La mairie ne parle de l'école publique que pour déplorer son état, diffuser des photographies de salles qui tomberaient en ruine, avec une mise en scène de l'abandon. Il faut ficher les élèves, surenchérit Ménard, comme s'il fallait comprendre, repérer, surveiller pour mieux se protéger. Mais de qui ?

Par Clairette


Dés sa rentrée 2016, Le grand penseur de l’extrême droite s'est auto-félicité de s'occuper de la mémoire de Jean Moulin. Sûr de lui, il part ferrailler avec des professeurs, par médias interposés, pour les accuser de museler l'histoire, de répandre un «savoir institutionnel», forcément vicié.


Tout est bon pour détester l'air nauséabond que diffuserait l'école publique. Jamais défendue, l'école de tous est le totem de tous les maux. Avec les deniers des administrés, il vante l'installation d'une école innovante aux méthodes pédagogiques alternatives pour la modique somme de 3400 euros par an. Tout sauf le public !


Nicole Zenon n'est-elle pas élue frontiste au Conseil Départemental et directrice d'une école catholique du centre de Béziers ? Son mari est membre de la majorité municipale. Difficile de faire plus opposé à l'école publique.

« Les investisseurs dans l'école gratuite ont perdu la confiance des marchés »

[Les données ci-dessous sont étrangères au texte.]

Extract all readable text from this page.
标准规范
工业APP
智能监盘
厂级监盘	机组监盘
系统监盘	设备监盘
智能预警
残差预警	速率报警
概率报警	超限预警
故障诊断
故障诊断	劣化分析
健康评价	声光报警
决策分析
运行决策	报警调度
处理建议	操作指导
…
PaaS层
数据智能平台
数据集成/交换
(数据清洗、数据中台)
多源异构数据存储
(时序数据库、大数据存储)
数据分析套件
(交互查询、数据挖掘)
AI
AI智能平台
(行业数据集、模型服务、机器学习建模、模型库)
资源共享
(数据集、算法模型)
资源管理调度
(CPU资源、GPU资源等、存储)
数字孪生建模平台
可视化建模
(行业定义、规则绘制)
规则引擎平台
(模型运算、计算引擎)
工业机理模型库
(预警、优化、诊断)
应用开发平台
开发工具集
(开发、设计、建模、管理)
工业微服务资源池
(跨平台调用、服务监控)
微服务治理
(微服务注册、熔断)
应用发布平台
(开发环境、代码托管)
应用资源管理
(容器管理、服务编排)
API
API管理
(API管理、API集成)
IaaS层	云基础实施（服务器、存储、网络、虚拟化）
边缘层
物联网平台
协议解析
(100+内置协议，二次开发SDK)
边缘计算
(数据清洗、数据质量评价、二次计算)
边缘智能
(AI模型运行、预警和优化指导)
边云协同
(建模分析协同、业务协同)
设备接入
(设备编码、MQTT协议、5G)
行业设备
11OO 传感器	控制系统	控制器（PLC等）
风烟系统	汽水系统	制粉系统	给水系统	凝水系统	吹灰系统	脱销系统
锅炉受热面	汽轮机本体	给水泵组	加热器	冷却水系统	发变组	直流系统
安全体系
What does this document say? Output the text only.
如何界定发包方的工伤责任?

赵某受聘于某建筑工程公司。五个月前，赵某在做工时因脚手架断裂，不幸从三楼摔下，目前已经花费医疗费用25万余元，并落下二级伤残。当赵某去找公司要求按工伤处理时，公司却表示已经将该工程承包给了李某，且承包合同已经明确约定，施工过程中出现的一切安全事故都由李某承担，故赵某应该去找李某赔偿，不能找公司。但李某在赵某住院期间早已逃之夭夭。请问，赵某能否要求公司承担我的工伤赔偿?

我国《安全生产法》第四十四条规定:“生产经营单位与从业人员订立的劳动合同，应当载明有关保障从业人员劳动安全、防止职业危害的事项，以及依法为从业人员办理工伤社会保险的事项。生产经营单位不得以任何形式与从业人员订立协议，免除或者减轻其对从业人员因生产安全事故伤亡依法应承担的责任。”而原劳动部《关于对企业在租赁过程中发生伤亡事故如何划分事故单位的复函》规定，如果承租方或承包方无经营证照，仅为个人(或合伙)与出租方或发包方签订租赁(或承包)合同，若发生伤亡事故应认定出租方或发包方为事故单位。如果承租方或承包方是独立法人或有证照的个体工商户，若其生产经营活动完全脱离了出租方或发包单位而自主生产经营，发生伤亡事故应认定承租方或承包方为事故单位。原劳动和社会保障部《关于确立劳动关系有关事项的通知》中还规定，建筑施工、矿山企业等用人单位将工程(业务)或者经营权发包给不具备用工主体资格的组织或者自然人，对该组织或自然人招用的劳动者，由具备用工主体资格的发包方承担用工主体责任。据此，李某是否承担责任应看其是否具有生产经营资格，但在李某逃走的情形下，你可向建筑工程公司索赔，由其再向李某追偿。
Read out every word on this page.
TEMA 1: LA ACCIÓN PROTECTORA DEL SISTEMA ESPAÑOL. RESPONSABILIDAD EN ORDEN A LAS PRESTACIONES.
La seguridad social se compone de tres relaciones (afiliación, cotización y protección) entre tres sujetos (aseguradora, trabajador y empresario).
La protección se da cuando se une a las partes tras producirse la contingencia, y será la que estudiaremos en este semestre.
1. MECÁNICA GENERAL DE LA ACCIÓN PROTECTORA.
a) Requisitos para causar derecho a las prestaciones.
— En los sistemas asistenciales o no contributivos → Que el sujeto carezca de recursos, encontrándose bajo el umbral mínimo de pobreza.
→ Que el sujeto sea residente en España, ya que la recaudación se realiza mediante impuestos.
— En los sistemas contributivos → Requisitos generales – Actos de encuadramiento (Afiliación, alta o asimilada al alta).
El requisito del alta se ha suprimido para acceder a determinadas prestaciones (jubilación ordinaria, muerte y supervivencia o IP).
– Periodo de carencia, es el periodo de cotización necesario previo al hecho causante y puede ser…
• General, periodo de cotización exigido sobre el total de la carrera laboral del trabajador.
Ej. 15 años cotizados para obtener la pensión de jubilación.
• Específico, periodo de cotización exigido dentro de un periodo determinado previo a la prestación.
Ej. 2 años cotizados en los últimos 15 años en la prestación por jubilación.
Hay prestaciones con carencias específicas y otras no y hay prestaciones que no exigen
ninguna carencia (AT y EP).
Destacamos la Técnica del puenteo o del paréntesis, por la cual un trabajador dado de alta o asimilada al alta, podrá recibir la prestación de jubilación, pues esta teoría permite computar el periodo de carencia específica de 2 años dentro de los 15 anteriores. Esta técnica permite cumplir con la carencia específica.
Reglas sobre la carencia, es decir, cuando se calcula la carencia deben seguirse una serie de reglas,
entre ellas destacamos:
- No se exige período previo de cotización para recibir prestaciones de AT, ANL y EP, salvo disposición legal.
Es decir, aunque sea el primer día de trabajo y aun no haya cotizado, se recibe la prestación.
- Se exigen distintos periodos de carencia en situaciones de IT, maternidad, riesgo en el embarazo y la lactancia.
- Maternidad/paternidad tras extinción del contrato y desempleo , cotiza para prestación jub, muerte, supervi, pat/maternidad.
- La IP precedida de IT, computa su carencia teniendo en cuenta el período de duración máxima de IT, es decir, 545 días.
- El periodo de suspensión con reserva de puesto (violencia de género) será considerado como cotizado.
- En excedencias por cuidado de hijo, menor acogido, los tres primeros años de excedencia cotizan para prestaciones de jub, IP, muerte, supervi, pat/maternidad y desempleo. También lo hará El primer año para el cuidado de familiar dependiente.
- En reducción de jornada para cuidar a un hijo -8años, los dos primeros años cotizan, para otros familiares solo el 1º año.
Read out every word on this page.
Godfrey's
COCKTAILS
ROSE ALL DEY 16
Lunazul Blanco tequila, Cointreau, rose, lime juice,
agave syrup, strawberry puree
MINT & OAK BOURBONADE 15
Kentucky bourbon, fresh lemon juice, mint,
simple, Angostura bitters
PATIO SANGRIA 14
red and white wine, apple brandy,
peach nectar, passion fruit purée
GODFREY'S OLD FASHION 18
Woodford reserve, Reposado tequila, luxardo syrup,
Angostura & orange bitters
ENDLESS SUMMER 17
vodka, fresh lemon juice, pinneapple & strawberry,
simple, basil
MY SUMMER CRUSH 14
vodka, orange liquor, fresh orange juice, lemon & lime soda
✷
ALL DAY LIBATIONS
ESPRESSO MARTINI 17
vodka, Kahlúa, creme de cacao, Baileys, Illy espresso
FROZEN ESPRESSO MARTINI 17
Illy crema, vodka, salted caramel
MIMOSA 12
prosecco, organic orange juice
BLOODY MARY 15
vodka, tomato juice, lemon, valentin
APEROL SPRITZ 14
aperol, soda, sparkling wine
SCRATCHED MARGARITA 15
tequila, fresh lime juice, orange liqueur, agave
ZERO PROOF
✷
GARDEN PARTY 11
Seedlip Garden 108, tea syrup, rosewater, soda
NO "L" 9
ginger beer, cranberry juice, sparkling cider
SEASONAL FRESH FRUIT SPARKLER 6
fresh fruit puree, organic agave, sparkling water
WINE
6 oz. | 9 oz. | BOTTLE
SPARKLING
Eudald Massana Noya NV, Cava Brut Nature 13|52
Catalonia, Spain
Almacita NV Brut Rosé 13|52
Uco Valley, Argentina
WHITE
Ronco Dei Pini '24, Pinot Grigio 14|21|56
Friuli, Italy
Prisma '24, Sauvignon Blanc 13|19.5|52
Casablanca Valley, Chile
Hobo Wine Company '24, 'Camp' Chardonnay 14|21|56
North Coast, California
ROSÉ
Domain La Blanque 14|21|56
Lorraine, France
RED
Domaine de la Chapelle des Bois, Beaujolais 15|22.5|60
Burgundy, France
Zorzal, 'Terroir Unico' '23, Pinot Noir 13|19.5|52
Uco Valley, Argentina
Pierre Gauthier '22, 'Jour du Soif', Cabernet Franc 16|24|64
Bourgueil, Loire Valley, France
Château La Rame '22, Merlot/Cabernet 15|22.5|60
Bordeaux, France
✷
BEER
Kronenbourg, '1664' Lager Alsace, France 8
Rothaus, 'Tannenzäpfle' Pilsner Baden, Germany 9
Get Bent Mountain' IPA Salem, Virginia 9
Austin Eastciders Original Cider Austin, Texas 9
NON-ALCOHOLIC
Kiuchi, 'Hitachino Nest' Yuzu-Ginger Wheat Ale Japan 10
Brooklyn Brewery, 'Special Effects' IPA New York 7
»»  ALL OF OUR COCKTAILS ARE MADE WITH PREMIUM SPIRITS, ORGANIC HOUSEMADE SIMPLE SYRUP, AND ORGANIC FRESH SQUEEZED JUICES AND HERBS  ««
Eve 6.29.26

Les responsables, donc investis de missions de service public, sapent le travail qu'ils sont en théorie chargés de défendre. Les autres autorités compétentes n'aident pas en multipliant des réformes qui n'ont pas arrêté l'effritement d'un système scolaire délaissé. Si en plus on va à l'école pour chercher du travail, à Béziers, alors il faut s'accrocher.


L'idée transcendante de se battre pour l'égalité des chances n'est pas une promesse qui fait se lever, résister. La reproduction sociale est prégnante, certes les élites vont parfois à l'école publique, laïque et gratuite mais est-ce la même école que la majorité des Biterrois ?


Isolés, les parents pensent l'éducation de leur enfant comme un service. L'éducation comme ascenseur social et outil d'émancipation n'est plus un but, pas d'objectifs efficients envisageables. Si tout se vaut, faisons jouer la concurrence.


A ce jeu, se tirent la bourre les tenants traditionnels de l'ordre et de l'autorité mais apparaît, sur le marché, des champions du bien-être de l'enfant. Adaptation, écoute, développement personnel sont plébiscités par des écoles différentes qui peuvent se targuer de défendre des langues, une culture régionale.


Ce patchwork d'établissements privés aux origines parfois très différentes est comparé à l'école publique. Incapable de porter les valeurs historiques, des ministres s'efforcent de faire bonne figure et instaurent des cours de morale ! C'est le monde à l'envers.


Inscrire son enfant à l'école publique, c'est refuser de facto la ségrégation sociale, supposer que nos enfants participent à la mixité sociale, qu'ils en sont les premiers maçons. C'est aussi semer chez eux ce qu'il reste de désir d'égalité et d'universalité et transformer nos défaites.